Wiegman Erwin M, Blaese Marcel A, Loeffler Heidi, Coppes Rob P, Rodemann H Peter
Department of Radiation Oncology, Eberhard-Karls-University Tuebingen, Germany.
Radiother Oncol. 2007 Jun;83(3):289-95. doi: 10.1016/j.radonc.2007.05.013. Epub 2007 Jun 8.
It has been proposed that radiation induced stimulation of ATM and downstream components involves activation of TGFbeta-1 and that this may be due to TGFbeta-1-receptor I-Smad signalling. Therefore, the aim of this study was to clarify the distinct role of TGFbeta-1-receptor I-Smad signalling in mediating ATM activity following radiation exposure.
A549 cells were stably transfected with a conditionally regulatable TGFbeta-1 antisense construct (Tet-on-system) to test clonogenic activity following irradiation. Phosphorylation profile of ATM, p53, and chk2 was determined in non-cycling, serum-starved cells by immunoblotting. Likewise, A549 wild type cells were used to identify cell cycle distribution as a function of irradiation with or without pretreatment with CMK, a specific inhibitor of furin protease involved in activation of latent TGFbeta-1. Furthermore Western and immunoblot analyses were performed on serum-starved cells to investigate the dependence of ATM- and p53-stimulation on TGFbeta-1-receptor I-Smad signalling by applying a specific TGFbeta-1-receptor I inhibitor.

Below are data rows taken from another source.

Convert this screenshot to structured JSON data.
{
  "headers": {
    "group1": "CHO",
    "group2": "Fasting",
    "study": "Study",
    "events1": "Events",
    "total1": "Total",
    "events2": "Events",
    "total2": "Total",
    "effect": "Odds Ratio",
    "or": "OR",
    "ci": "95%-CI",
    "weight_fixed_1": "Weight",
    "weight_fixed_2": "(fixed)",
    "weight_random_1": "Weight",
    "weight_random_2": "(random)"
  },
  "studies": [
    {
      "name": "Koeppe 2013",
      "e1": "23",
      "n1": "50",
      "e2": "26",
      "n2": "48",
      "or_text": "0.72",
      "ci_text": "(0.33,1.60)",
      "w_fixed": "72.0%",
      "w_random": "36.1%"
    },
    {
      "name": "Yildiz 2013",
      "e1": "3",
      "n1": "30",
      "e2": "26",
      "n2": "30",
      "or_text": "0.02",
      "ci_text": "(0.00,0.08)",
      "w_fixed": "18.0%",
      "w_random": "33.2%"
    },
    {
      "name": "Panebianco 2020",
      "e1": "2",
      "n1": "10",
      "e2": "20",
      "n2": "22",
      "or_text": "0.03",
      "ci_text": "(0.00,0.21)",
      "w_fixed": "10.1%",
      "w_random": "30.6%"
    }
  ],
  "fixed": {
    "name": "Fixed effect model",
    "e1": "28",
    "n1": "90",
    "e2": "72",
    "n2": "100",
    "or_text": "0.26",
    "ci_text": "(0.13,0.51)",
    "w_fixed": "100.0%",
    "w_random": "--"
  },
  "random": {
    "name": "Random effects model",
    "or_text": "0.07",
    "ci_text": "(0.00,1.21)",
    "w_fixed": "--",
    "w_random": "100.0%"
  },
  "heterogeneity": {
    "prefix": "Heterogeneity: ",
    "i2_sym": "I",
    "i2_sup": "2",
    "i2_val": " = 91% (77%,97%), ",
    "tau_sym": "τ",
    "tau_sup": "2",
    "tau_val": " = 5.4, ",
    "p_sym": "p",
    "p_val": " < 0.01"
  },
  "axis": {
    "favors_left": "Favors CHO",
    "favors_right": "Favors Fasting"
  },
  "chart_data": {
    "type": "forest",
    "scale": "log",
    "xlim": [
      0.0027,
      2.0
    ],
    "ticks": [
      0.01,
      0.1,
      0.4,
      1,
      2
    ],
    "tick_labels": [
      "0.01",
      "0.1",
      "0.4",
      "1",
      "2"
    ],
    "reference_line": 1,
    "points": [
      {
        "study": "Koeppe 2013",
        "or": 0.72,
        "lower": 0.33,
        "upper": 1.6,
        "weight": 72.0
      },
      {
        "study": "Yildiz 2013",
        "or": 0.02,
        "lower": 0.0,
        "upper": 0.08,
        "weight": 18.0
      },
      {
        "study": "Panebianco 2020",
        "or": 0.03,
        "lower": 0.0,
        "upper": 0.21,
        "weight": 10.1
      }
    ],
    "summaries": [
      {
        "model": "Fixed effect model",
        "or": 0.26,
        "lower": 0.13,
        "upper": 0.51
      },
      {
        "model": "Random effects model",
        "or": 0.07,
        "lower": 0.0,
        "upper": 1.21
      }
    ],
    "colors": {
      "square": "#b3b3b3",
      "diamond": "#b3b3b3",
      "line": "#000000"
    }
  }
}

Knock down of TGFbeta-1 by an antisense construct significantly increased clonogenic cell survival following exposure to ionizing radiation. Likewise, CMK treatment diminished the radiation induced G1 arrest of A549 cells. Moreover, both TGFbeta-1-knock down as well as CMK treatment inhibited the fast post-radiation phosphorylation of ATM, p53, and chk2. However, as shown by the use of a specific inhibitor TGFbeta-1-receptor I-Smad signalling was not involved in this fast activation of ATM and p53.

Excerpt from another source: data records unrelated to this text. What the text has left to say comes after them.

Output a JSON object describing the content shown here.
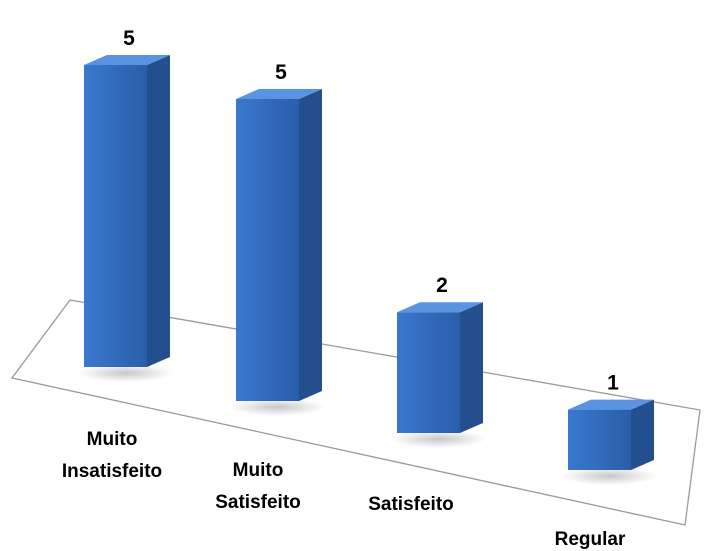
{
  "chart_data": {
    "type": "bar",
    "style": "3d-column",
    "categories": [
      [
        "Muito",
        "Insatisfeito"
      ],
      [
        "Muito",
        "Satisfeito"
      ],
      [
        "Satisfeito"
      ],
      [
        "Regular"
      ]
    ],
    "values": [
      5,
      5,
      2,
      1
    ],
    "data_labels": [
      "5",
      "5",
      "2",
      "1"
    ],
    "ylim": [
      0,
      5
    ],
    "grid": false,
    "legend": "none",
    "colors": {
      "front": "#3a78cf",
      "front_dark": "#2a5ea8",
      "side": "#234f8e",
      "top": "#5a93df",
      "floor_stroke": "#9a9a9a"
    }
  }
}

We confirm that TGFbeta-1 plays a critical role in the stimulation of ATM- and p53 signalling in irradiated cells. However, this fast stimulation seems not to be dependent on activation of TGFbeta-1-receptor I-Smad signalling as recently proposed.

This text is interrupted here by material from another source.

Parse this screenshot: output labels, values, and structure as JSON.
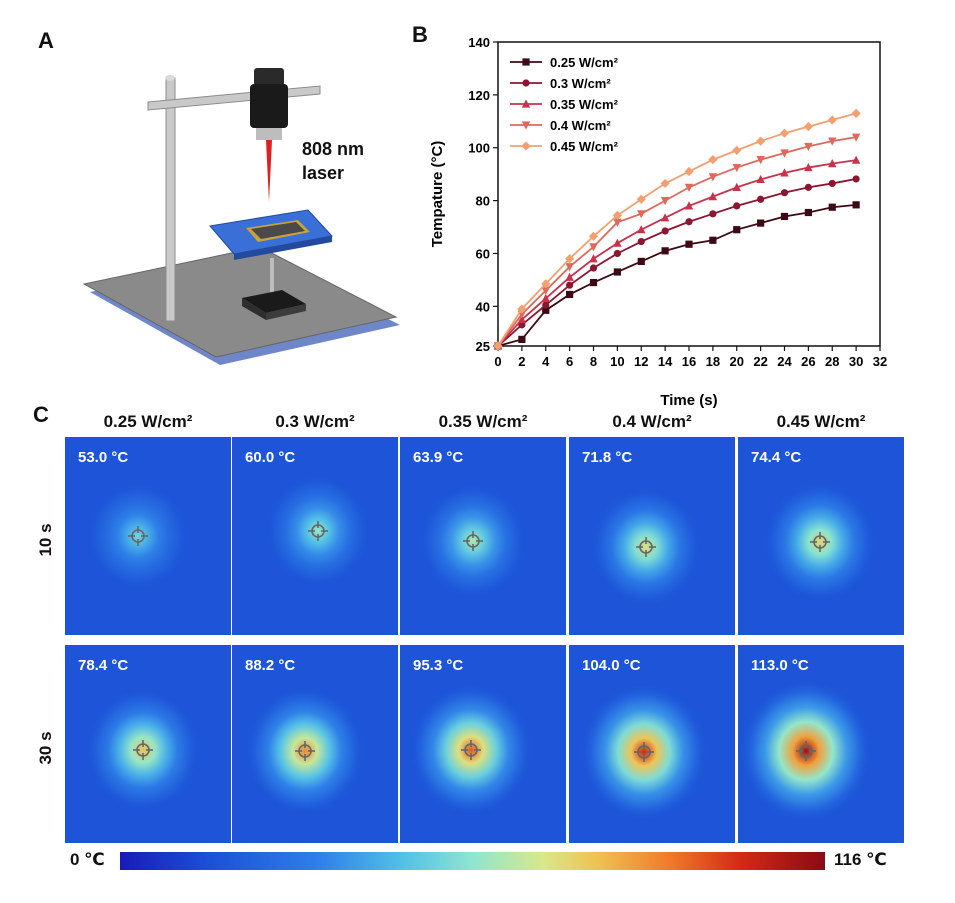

有人提出,辐射诱导的ATM及下游成分的激活涉及TGFβ-1的活化,这可能是由于TGFβ-1受体I-Smad信号传导所致。因此,本研究的目的是阐明TGFβ-1受体I-Smad信号传导在辐射暴露后介导ATM活性中的独特作用。
用条件可调节的TGFβ-1反义构建体(Tet-on系统)稳定转染A549细胞,以检测照射后的克隆形成活性。通过免疫印迹法在非循环、血清饥饿的细胞中测定ATM、p53和chk2的磷酸化谱。同样,使用A549野生型细胞来确定细胞周期分布与照射的关系,照射前有无用CMK预处理,CMK是一种参与潜伏TGFβ-1激活的弗林蛋白酶的特异性抑制剂。此外,对血清饥饿的细胞进行蛋白质免疫印迹分析,通过应用特异性TGFβ-1受体I抑制剂来研究ATM和p53刺激对TGFβ-1受体I-Smad信号传导的依赖性。
用反义构建体敲低TGFβ-1可显著提高电离辐射后克隆形成细胞的存活率。同样,CMK处理减少了辐射诱导的A549细胞G1期阻滞。此外,TGFβ-1敲低以及CMK处理均抑制了辐射后ATM、p53和chk2的快速磷酸化。然而,使用特异性抑制剂表明,TGFβ-1受体I-Smad信号传导不参与ATM和p53的这种快速激活。
我们证实TGFβ-1在照射细胞中对ATM和p53信号传导的刺激中起关键作用。然而,这种快速刺激似乎不依赖于最近提出的TGFβ-1受体I-Smad信号传导的激活。